Rain shower arm & head requested (just replacing the standard shower head & arm)

I've got a shower with standard Moen shower set-up. CPVC, likely just 1/2" feeding the mixer. (no access panel to inpsect, but assuming same set-up as another bathroom that does have access.)

Nothing bigger than an 8" diameter showerhead, correct? Hope it's good enough.


----------



## [email protected] (Nov 10, 2014)

If you're just replacing the existing shower head and arm - not moving the location of the shower head to the ceiling - then you should be good to go.

Moen does make a 10" rainshower head. Check it out http://www.moen.com/waterhill/chrom...-head-rainshower-showerhead/_/R-CONSUMER:S112

What type of shower arm are you replacing the existing one with? 

Justin


----------



## MarkJames (Nov 25, 2012)

Arm will probably be the Moen Waterhill (the one that loops like a gooseneck a bit)

I'm just wondering about enough flow with a 10" . I don't have a good sense of whether that would be a satisfying shower, flowwise, under 1/2cpvc with fairly normal water pressure.


----------



## [email protected] (Nov 10, 2014)

If you are only running one showerhead, you should still get solid pressure out of a 10".

Moen has something called "Immersion", featured on most of their rainshowerheads, which funnels the water down tiny channels to pressurize the spray, as to overcome pressure issues with bigger diameter showerheads.

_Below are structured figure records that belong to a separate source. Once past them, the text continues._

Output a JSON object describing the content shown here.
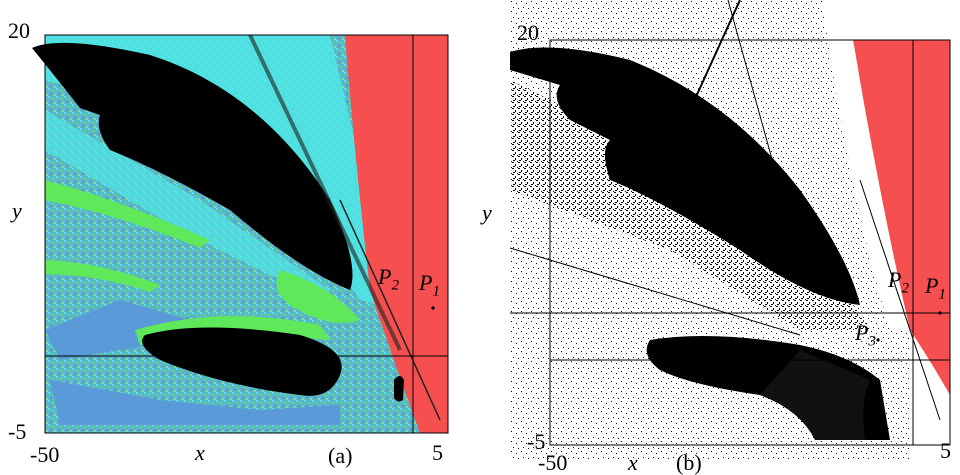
{
  "panel_a": {
    "y_top": "20",
    "y_bottom": "-5",
    "x_left": "-50",
    "x_right": "5",
    "x_axis": "x",
    "y_axis": "y",
    "tag": "(a)",
    "p1": "P",
    "p1_sub": "1",
    "p2": "P",
    "p2_sub": "2"
  },
  "panel_b": {
    "y_top": "20",
    "y_bottom": "-5",
    "x_left": "-50",
    "x_right": "5",
    "x_axis": "x",
    "y_axis": "y",
    "tag": "(b)",
    "p1": "P",
    "p1_sub": "1",
    "p2": "P",
    "p2_sub": "2",
    "p3": "P",
    "p3_sub": "3"
  },
  "colors": {
    "cyan": "#4fe6e6",
    "blue": "#5aa0d8",
    "green": "#5fe85a",
    "red": "#f54f4f",
    "black": "#000000",
    "mix": "#5ab8c8"
  }
}
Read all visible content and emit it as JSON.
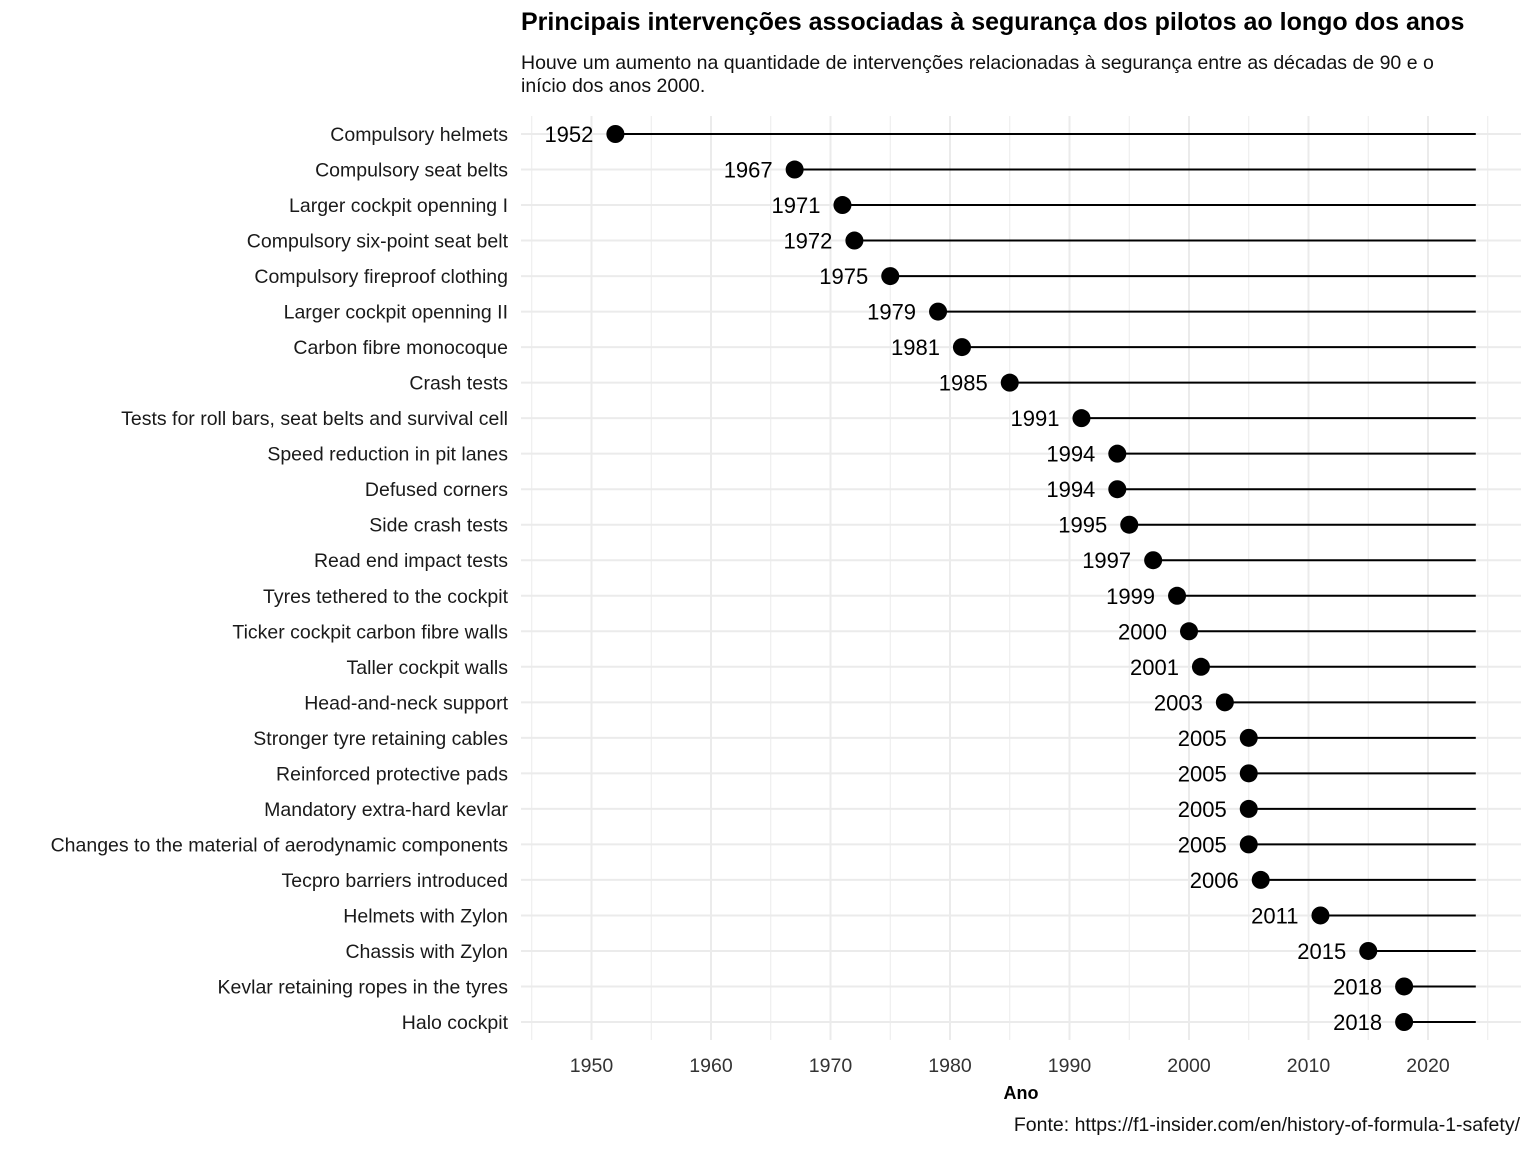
{
  "chart_data": {
    "type": "lollipop",
    "title": "Principais intervenções associadas à segurança dos pilotos ao longo dos anos",
    "subtitle": "Houve um aumento na quantidade de intervenções relacionadas à segurança entre as décadas de 90 e o início dos anos 2000.",
    "caption": "Fonte: https://f1-insider.com/en/history-of-formula-1-safety/",
    "xlabel": "Ano",
    "ylabel": "",
    "xlim": [
      1944.5,
      2025.5
    ],
    "x_ticks": [
      1950,
      1960,
      1970,
      1980,
      1990,
      2000,
      2010,
      2020
    ],
    "segment_end": 2024,
    "grid": true,
    "point_color": "#000000",
    "categories": [
      "Compulsory helmets",
      "Compulsory seat belts",
      "Larger cockpit openning I",
      "Compulsory six-point seat belt",
      "Compulsory fireproof clothing",
      "Larger cockpit openning II",
      "Carbon fibre monocoque",
      "Crash tests",
      "Tests for roll bars, seat belts and survival cell",
      "Speed reduction in pit lanes",
      "Defused corners",
      "Side crash tests",
      "Read end impact tests",
      "Tyres tethered to the cockpit",
      "Ticker cockpit carbon fibre walls",
      "Taller cockpit walls",
      "Head-and-neck support",
      "Stronger tyre retaining cables",
      "Reinforced protective pads",
      "Mandatory extra-hard kevlar",
      "Changes to the material of aerodynamic components",
      "Tecpro barriers introduced",
      "Helmets with Zylon",
      "Chassis with Zylon",
      "Kevlar retaining ropes in the tyres",
      "Halo cockpit"
    ],
    "values": [
      1952,
      1967,
      1971,
      1972,
      1975,
      1979,
      1981,
      1985,
      1991,
      1994,
      1994,
      1995,
      1997,
      1999,
      2000,
      2001,
      2003,
      2005,
      2005,
      2005,
      2005,
      2006,
      2011,
      2015,
      2018,
      2018
    ]
  }
}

I don't think it's the case in VA, but in CA showerheads are moving from 2.5 to 2.0GPM. Just make sure you have a 2.5GPM showerhead and steer clear of the Eco-Performance ones (1.5GPM). At 60 PSI you will get that 2.5GPM which will make for a great shower experience.

Justin


----------



## Doctor Handyman (Mar 13, 2012)

Just put the 10" Moen in last week. Works fine solo on a 1/2" line (sorry, don't know the gpm/psi) from the ceiling. Customer let me know "pressure wasn't great" when using it simultaneously with the wall. He is the type to expect it to be a pressure washer. I had ask to run a 3/4" branch during rough in but he informed me it wasn't necessary.


----------